Ibunya Adila terlihat menarik nafasnya. Lalu ia berkata lagi.

"Empat tahun berlalu Ibu dan Ayah menjaga mu dengan penuh kasih sayang dan penuh perhatian. Lalu, akhirnya Ibu bisa hamil. Tetapi, waktu ibu hamil 5 bulan, ayah mu meninggal dunia, ayah meninggalkan beberapa petak tanah untuk melanjutkan hidup kita sampai ibu bisa menguliahkan mu sampai sekarang walaupun kamu juga membantu dengan bekerja sambil kuliah dan Ibu bisa menyekolahkan Adik mu. Pada saat ibu ditinggal oleh ayah mu, ibu melakukan semua aktifitas sendirian dan membesarkan kalian berdua sendirian, tapi ibu sangat bersyukur masih memiliki kalian berdua. Tahun demi tahun kalian tumbuh dewasa, usia kalian selisih lima tahun. Walaupun begitu, tubuh adik mu lebih besar dan lebih tinggi dari kamu," Tuturnya. Air matanya tak lagi mampu ditahan.

"Adila, kamu adalah bukan anak kandung Ibu dan Ayah. Yang anak kandung Ibu dan Ayah adalah Gilang. Tapi percayalah, Ibu tetap menyayangi mu, Nak. Maafkan ibu yang telah menyembunyikannya dari kamu," Sambungnya.

"Ibu tidak perlu minta maaf, Bu. Kamu adalah Ibu ku satu-satunya dan Ayah adalah ayah ku satu-satunya. Sampai kapan pun kalian adalah orang tua ku," Ucap Adila.
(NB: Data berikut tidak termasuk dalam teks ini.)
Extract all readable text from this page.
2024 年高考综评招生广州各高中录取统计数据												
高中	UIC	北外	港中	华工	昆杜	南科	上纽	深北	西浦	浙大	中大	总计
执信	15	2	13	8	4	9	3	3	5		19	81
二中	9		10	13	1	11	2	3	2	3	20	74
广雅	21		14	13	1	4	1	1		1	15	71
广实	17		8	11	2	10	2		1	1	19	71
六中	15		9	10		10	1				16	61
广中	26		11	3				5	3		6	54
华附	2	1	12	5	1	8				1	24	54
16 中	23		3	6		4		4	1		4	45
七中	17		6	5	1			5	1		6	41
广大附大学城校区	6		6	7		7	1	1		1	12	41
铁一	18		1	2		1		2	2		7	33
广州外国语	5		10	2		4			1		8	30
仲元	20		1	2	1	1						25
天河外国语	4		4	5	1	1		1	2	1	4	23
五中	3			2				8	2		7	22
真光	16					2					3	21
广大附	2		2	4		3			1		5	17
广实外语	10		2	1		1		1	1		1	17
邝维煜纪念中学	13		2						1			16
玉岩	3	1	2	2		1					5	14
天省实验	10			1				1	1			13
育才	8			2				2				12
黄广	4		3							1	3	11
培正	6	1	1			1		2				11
Air matanya membasahi seluruh wajahnya.

"Terimakasih, Nak...," Ucap Mama nya.

"Adila, carilah orang tua kandung mu. Cari mereka di kota Y, kemungkinan besar orang tua kandung mu masih di sana. Mungkin mereka sampai saat ini masih mencari mu, Nak. Mungkin dulu mereka tidak tahu dimana Ibu dan Ayah tinggal," Tutur Ibu nya. Adila tak lagi mampu berkata apa pun.
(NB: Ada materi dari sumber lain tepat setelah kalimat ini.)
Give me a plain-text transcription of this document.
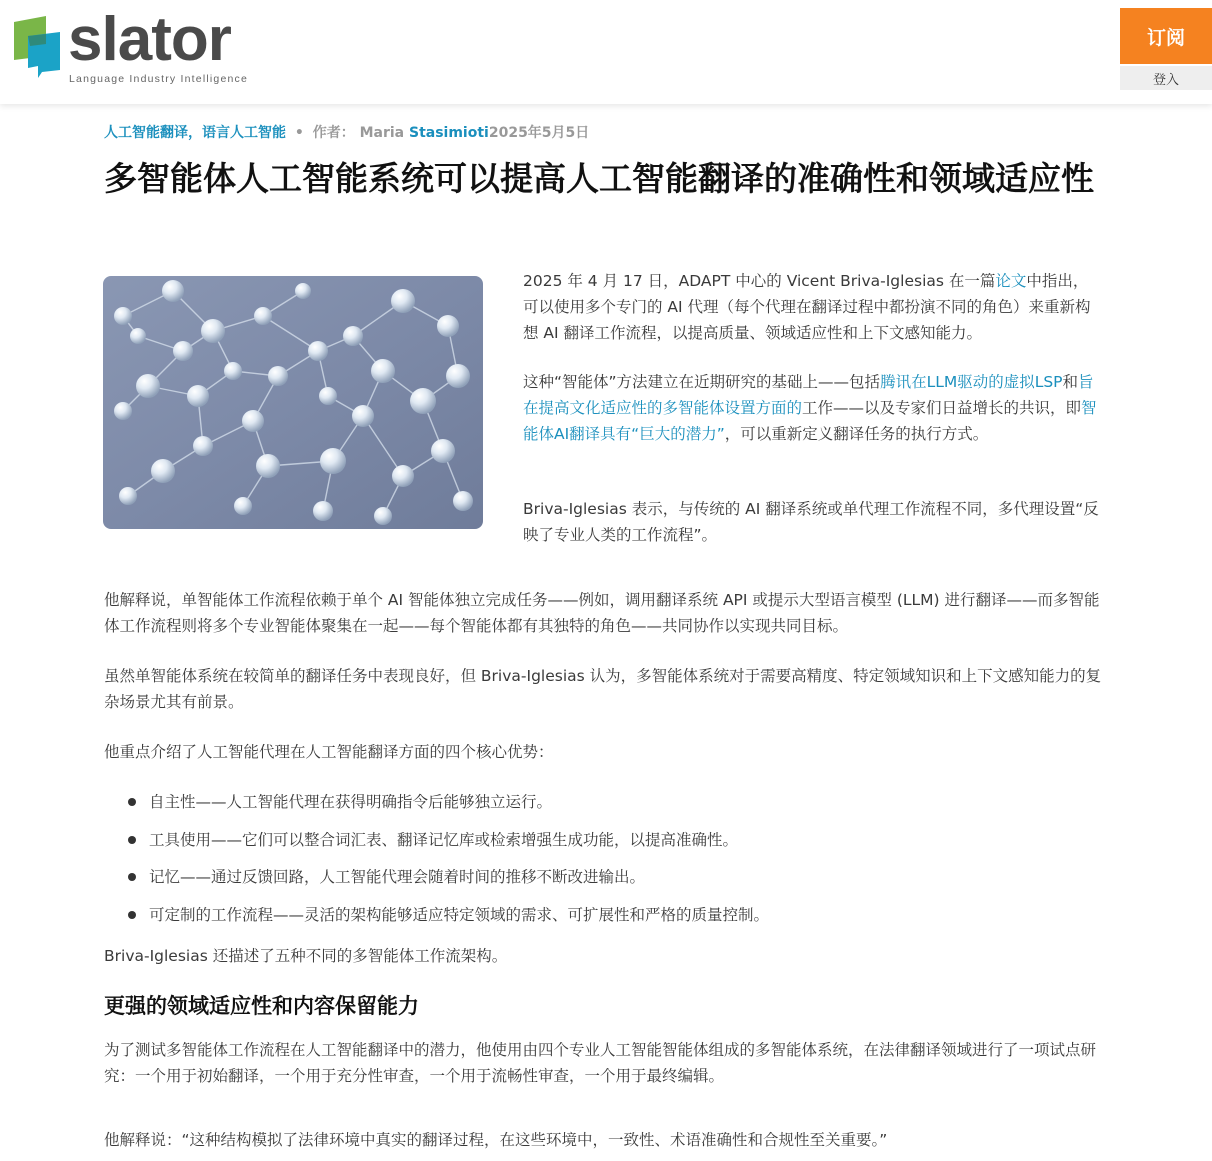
slator
Language Industry Intelligence
订阅
登入
人工智能翻译，语言人工智能 • 作者： Maria Stasimioti2025年5月5日
多智能体人工智能系统可以提高人工智能翻译的准确性和领域适应性

2025 年 4 月 17 日，ADAPT 中心的 Vicent Briva-Iglesias 在一篇论文中指出，可以使用多个专门的 AI 代理（每个代理在翻译过程中都扮演不同的角色）来重新构想 AI 翻译工作流程，以提高质量、领域适应性和上下文感知能力。

这种“智能体”方法建立在近期研究的基础上——包括腾讯在LLM驱动的虚拟LSP和旨在提高文化适应性的多智能体设置方面的工作——以及专家们日益增长的共识，即智能体AI翻译具有“巨大的潜力”，可以重新定义翻译任务的执行方式。

Briva-Iglesias 表示，与传统的 AI 翻译系统或单代理工作流程不同，多代理设置“反映了专业人类的工作流程”。

他解释说，单智能体工作流程依赖于单个 AI 智能体独立完成任务——例如，调用翻译系统 API 或提示大型语言模型 (LLM) 进行翻译——而多智能体工作流程则将多个专业智能体聚集在一起——每个智能体都有其独特的角色——共同协作以实现共同目标。

虽然单智能体系统在较简单的翻译任务中表现良好，但 Briva-Iglesias 认为，多智能体系统对于需要高精度、特定领域知识和上下文感知能力的复杂场景尤其有前景。

他重点介绍了人工智能代理在人工智能翻译方面的四个核心优势：

自主性——人工智能代理在获得明确指令后能够独立运行。
工具使用——它们可以整合词汇表、翻译记忆库或检索增强生成功能，以提高准确性。
记忆——通过反馈回路，人工智能代理会随着时间的推移不断改进输出。
可定制的工作流程——灵活的架构能够适应特定领域的需求、可扩展性和严格的质量控制。

Briva-Iglesias 还描述了五种不同的多智能体工作流架构。

更强的领域适应性和内容保留能力

为了测试多智能体工作流程在人工智能翻译中的潜力，他使用由四个专业人工智能智能体组成的多智能体系统，在法律翻译领域进行了一项试点研究：一个用于初始翻译，一个用于充分性审查，一个用于流畅性审查，一个用于最终编辑。

他解释说：“这种结构模拟了法律环境中真实的翻译过程，在这些环境中，一致性、术语准确性和合规性至关重要。”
"Adila, nanti pergilah ke rumah. Cari kotak di atas lemari pakaian Ibu, di dalam kotak itu ada beberapa barang yang orang tua kandung mu beri pada mu waktu kamu dititipkan pada Ibu dan Ayah. Mungkin barang itu bisa membantu mu menemukan orang tua kandung mu, Nak," Tuturnya.

"Ibu, aku tidak akan mencari orang tua kandung ku. Orang tua kandungku hanya Ibu dan Ayah," Ucap Adila.

"Kamu tidak boleh seperti itu, Nak. Ibu tidak suka anak Ibu membantah," Ucap Ibu nya.

"Adila, anak perempuan Ibu satu-satunya harus jadi anak baik. Ibu tau Adila kan anak baik. Adila, sampai kapan pun tetaplah jadi anak yang baik dan hormat pada orang yang lebih tua ya, Nak !" Tuturnya.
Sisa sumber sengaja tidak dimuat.